Deux ans après l'enquête qui décrivait une guerre entre militants, la fracture LGBT+ lyonnaise n'a pas produit de scission. Deux camps s'opposent, dits « modérés » et « radicaux ». Le Collectif Fiertés en Lutte (CFL) reste formellement membre du Centre LGBT+ de Lyon.
Cette fédération réunit une quarantaine d'associations. Elle organise la Marche rivale du 11 juillet 2026. Rue89 Lyon l'écrit dès le 21 mai 2026. La Tribune de Lyon le confirme le 25 juin. Le CFL figure toujours parmi les membres.
Les deux cortèges rivaux émanent donc d'une même fédération. Une situation inédite, qui explique l'absence de rupture assumée.
Deux Marches des Fiertés rivales en 2026
Lyon a accueilli deux Marches des Fiertés en 2026, une première. Celle du Centre LGBT+ s'est tenue le 11 juillet. Départ place du Maréchal-Lyautey (Lyon 6e), avec un open air de clôture.
La Marche du CFL devait avoir lieu le 27 juin. Elle a été annulée pour cause de canicule, puis reprogrammée au 10 octobre. Le CFL a annoncé cette date le 4 août 2026.
Le détail de la marche du 10 octobre fait l'objet d'un autre dossier.
Les deux événements figurent au même agenda municipal. Leurs organisateurs s'opposent sur la gouvernance, les alliances et les rapports aux institutions.
Le Centre LGBT+, que Lyon Mag dit « proche de la mairie », est partenaire de la Ville. Il revendique une marche « inter-organisationnelle » et festive. Le CFL dénonce une décision unilatérale et revendique son indépendance financière.
Chronologie d'une fracture
2019 : le blocage déclencheur
Le 15 juin 2019, la 24e Marche des Fiertés est annulée après son rassemblement place Bellecour. Les organisateurs de la Lesbian and Gay Pride (LGP) mettent en cause un « groupuscule queer radical ». Selon eux, il a bloqué le cortège.
Le Pink Bloc répond que l'organisation a refusé de le suivre en tête. Cet épisode ouvre les tensions.
20 Minutes et Têtu les documentent.
2021-2023 : le CFL prend les rênes
Fin 2019, le CFL succède à la LGP. Il organise la Marche à partir de 2021. Dès l'été 2021, des cortèges en non-mixité choisie apparaissent. Les chars commerciaux sont exclus selon les années, ces changement vont diviser.
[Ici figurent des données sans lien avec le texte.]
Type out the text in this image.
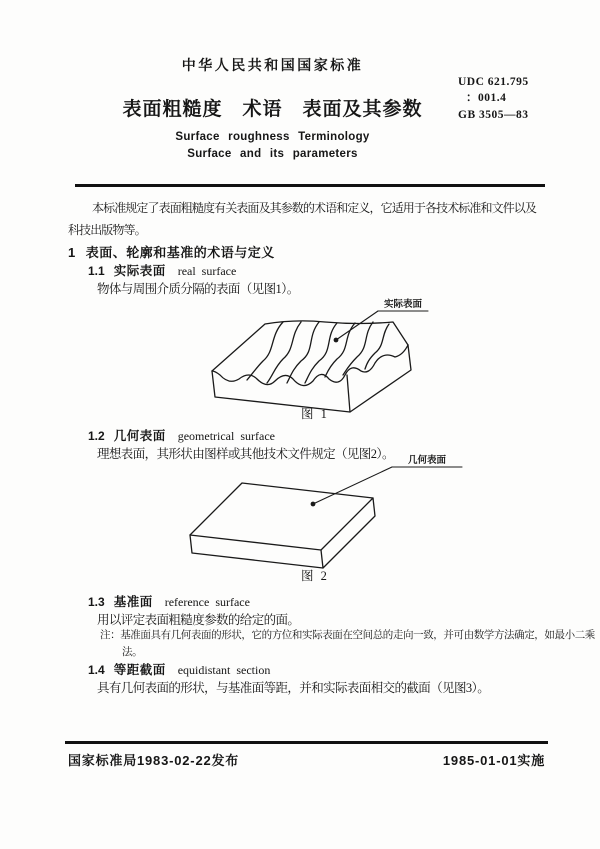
中华人民共和国国家标准
UDC 621.795
：001.4
表面粗糙度　术语　表面及其参数	GB 3505—83
Surface roughness Terminology
Surface and its parameters
本标准规定了表面粗糙度有关表面及其参数的术语和定义，它适用于各技术标准和文件以及科技出版物等。
1 表面、轮廓和基准的术语与定义
1.1 实际表面 real surface
物体与周围介质分隔的表面（见图1）。
实际表面
图 1
1.2 几何表面 geometrical surface
理想表面，其形状由图样或其他技术文件规定（见图2）。 几何表面
图 2
1.3 基准面 reference surface
用以评定表面粗糙度参数的给定的面。
注：基准面具有几何表面的形状，它的方位和实际表面在空间总的走向一致，并可由数学方法确定，如最小二乘法。
1.4 等距截面 equidistant section
具有几何表面的形状，与基准面等距，并和实际表面相交的截面（见图3）。
国家标准局1983-02-22发布	1985-01-01实施
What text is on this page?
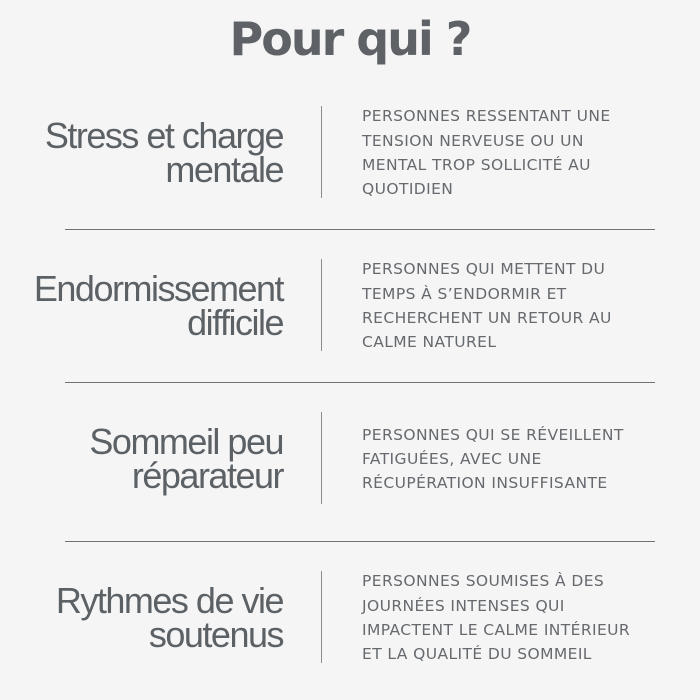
Pour qui ?
Stress et charge
mentale
PERSONNES RESSENTANT UNE
TENSION NERVEUSE OU UN
MENTAL TROP SOLLICITÉ AU
QUOTIDIEN
Endormissement
difficile
PERSONNES QUI METTENT DU
TEMPS À S’ENDORMIR ET
RECHERCHENT UN RETOUR AU
CALME NATUREL
Sommeil peu
réparateur
PERSONNES QUI SE RÉVEILLENT
FATIGUÉES, AVEC UNE
RÉCUPÉRATION INSUFFISANTE
Rythmes de vie
soutenus
PERSONNES SOUMISES À DES
JOURNÉES INTENSES QUI
IMPACTENT LE CALME INTÉRIEUR
ET LA QUALITÉ DU SOMMEIL
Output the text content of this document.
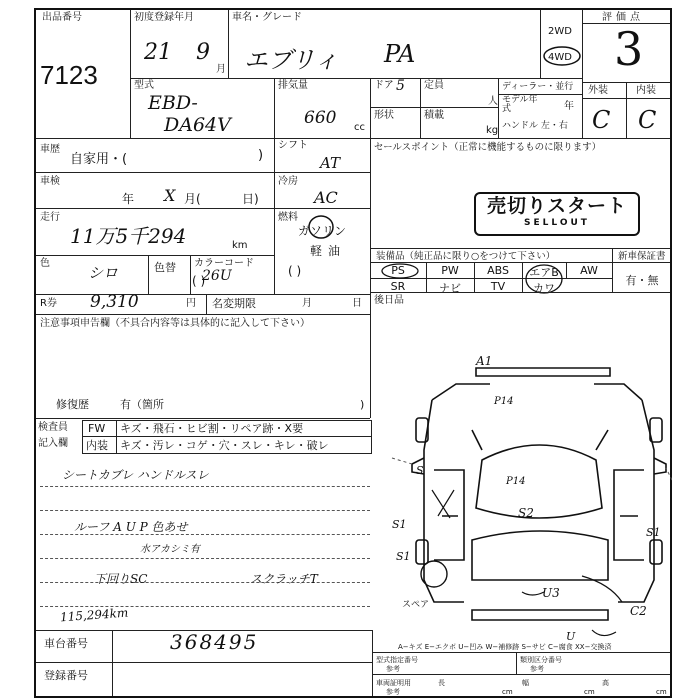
出品番号
7123
初度登録年月
21 9
月
車名・グレード
エブリィ PA
2WD
4WD
評価点
3
型式
EBD-
DA64V
排気量
660 cc
ドア 5 定員
人
形状	積載
kg
ディーラー・並行
モデル年式	年
ハンドル 左・右
外装	内装
C C
車歴
自家用・(	)
シフト
AT
セールスポイント（正常に機能するものに限ります）
車検
年 X 月(	日)
冷房
AC
走行
11万5千294	km
燃料
ガソリン
軽油
( )
色
シロ	色替 カラーコード
26U
( )
売切りスタート
SELLOUT
装備品（純正品に限り○をつけて下さい）	新車保証書
PS	PW	ABS	エアB	AW
SR	ナビ	TV	カワ
有・無
後日品
R券 9,310	円 名変期限	月	日
注意事項申告欄（不具合内容等は具体的に記入して下さい）
修復歴	有（箇所	)
検査員
記入欄
FW キズ・飛石・ヒビ割・リペア跡・X要
内装 キズ・汚レ・コゲ・穴・スレ・キレ・破レ
シートカブレ ハンドルスレ
ルーフ A U P 色あせ
水アカシミ有
下回りSC	スクラッチT
115,294km
A1
P14
P14
S2
S
S1
S1
S1
U3
C2
U
スペア
A−キズ E−エクボ U−凹み W−補修跡 S−サビ C−腐食 XX−交換済
車台番号	368495
登録番号
型式指定番号
参考
類別区分番号
参考
車両証明用
参考
長
cm
幅
cm
高
cm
Le Centre invoque des « divergences politiques majeures et irréconciliables ». Les exclus dénoncent un « procès en sorcellerie ». Ils parlent aussi de « dérive idéologique ».
Juillet 2024 : une unité de façade
Le 16 juillet 2024, le Centre LGBT+ et le CFL cosignent un communiqué. Il dénonce la dissolution de l'Assemblée nationale.
Six mois après l'enquête du Point du 21 janvier 2024, la coopération reste publique. La rupture ouverte sur la Marche n'interviendra qu'en 2025-2026.
Février 2026 : le vote qui acte la division
En février 2026, le conseil d'administration du Centre LGBT+ vote sa propre Marche. Les modalités du vote sont contestées.
Le CFL affirme ne pas avoir été présent. Il décrit un « vote à égalité entre seulement 12 associations membres ». La Tribune de Lyon rapporte ces versions opposées.
Lignes de fracture
Gouvernance : qui décide ?
Le CFL dénonce une « décision unilatérale ».
Il parle d'une « centralisation de toute la vie militante », dans son communiqué du 28 avril 2026. Le Centre LGBT+, lui, prône une marche « inter-organisationnelle ».
Elle serait ouverte aux syndicats et aux associations festives.
Le Progrès interroge un responsable du Centre le 12 juillet 2026. Il explique que la marche est politique. Il affirme le choix de « ne pas être partisan ».
Le journal ne nomme pas son interlocuteur dans la partie accessible.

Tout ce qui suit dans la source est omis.